Micron Machinery FY2026 Outlook: Guidance Points to Continued Challenges
Micron Machinery Co., Ltd. (ミクロン精密株式会社, TSE:6159), a leading manufacturer of grinding machines in Japan, reported a significant decline in full-year fiscal 2026 results. Revenue fell 34.4% year-over-year (YoY) to JPY 1.85bn. The company also posted a rare operating loss, with operating profit turning negative at JPY -3 million, signaling a challenging period for the firm.
Key Numbers (JPY bn/M)
| Metric | FY2026 (Actual) | YoY Change |
|---|---|---|
| Revenue | JPY 1.85bn | -34.4% |
| Operating Profit | JPY -3M | N/A |
| Ordinary Income | JPY 616M | -21.7% |
| Net Profit | JPY 408M | -23.3% |
| Operating Margin | -0.2% | - |
| Equity Ratio | 85.3% | - |
Business Overview Micron Machinery is a major player in the grinding machine industry, holding the top position in Japan for internal grinding machines, with a strong focus on automotive-related applications. The company has historically benefited from demand in the automotive sector, particularly for internal grinding machines.
Analysis The sharp decline in revenue reflects broader industry headwinds, including weak demand and ongoing cost pressures. Operating profit turned negative for the first time in recent years, with the operating margin collapsing to -0.2%, a stark contrast to the industry average of 6.0%. This indicates a significant deterioration in profitability, driven by both falling sales and rising costs.
Despite the challenges, the company’s ordinary income and net profit remained positive, though both declined year-over-year. This suggests that non-operating items, such as interest income or other financial gains, may have helped cushion the impact of the operating loss. However, the overall picture remains one of declining performance, with the company struggling to maintain its previous levels of profitability.

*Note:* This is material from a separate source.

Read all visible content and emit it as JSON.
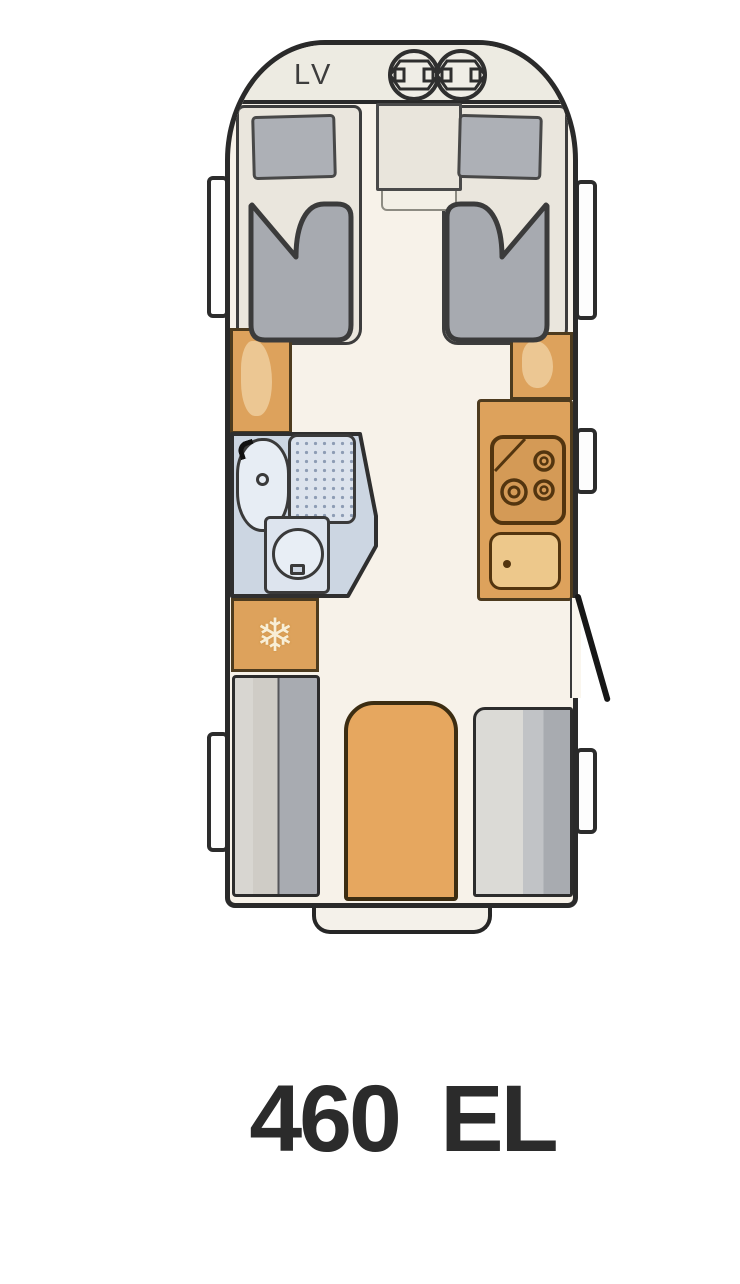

Next Year Guidance The company has provided conservative guidance for the upcoming fiscal year, with revenue expected to remain slightly below this year’s full-year results at JPY 5.467bn, representing a -5.4% YoY decline. Operating profit is forecast to fall to JPY 381M, a -37.8% drop from the current year’s actuals. Ordinary income and net profit are also expected to decline by -40.3% and -42.2%, respectively.
Revenue target: JPY 5.467bn (-5.4% YoY) — conservative vs. current performance; operating profit target implies continued margin pressure.
What to Watch 1. Industry Conditions: Continued weakness in the automotive sector and broader manufacturing demand could further impact Micron Machinery’s performance. The company’s reliance on this sector makes it particularly vulnerable to macroeconomic shifts.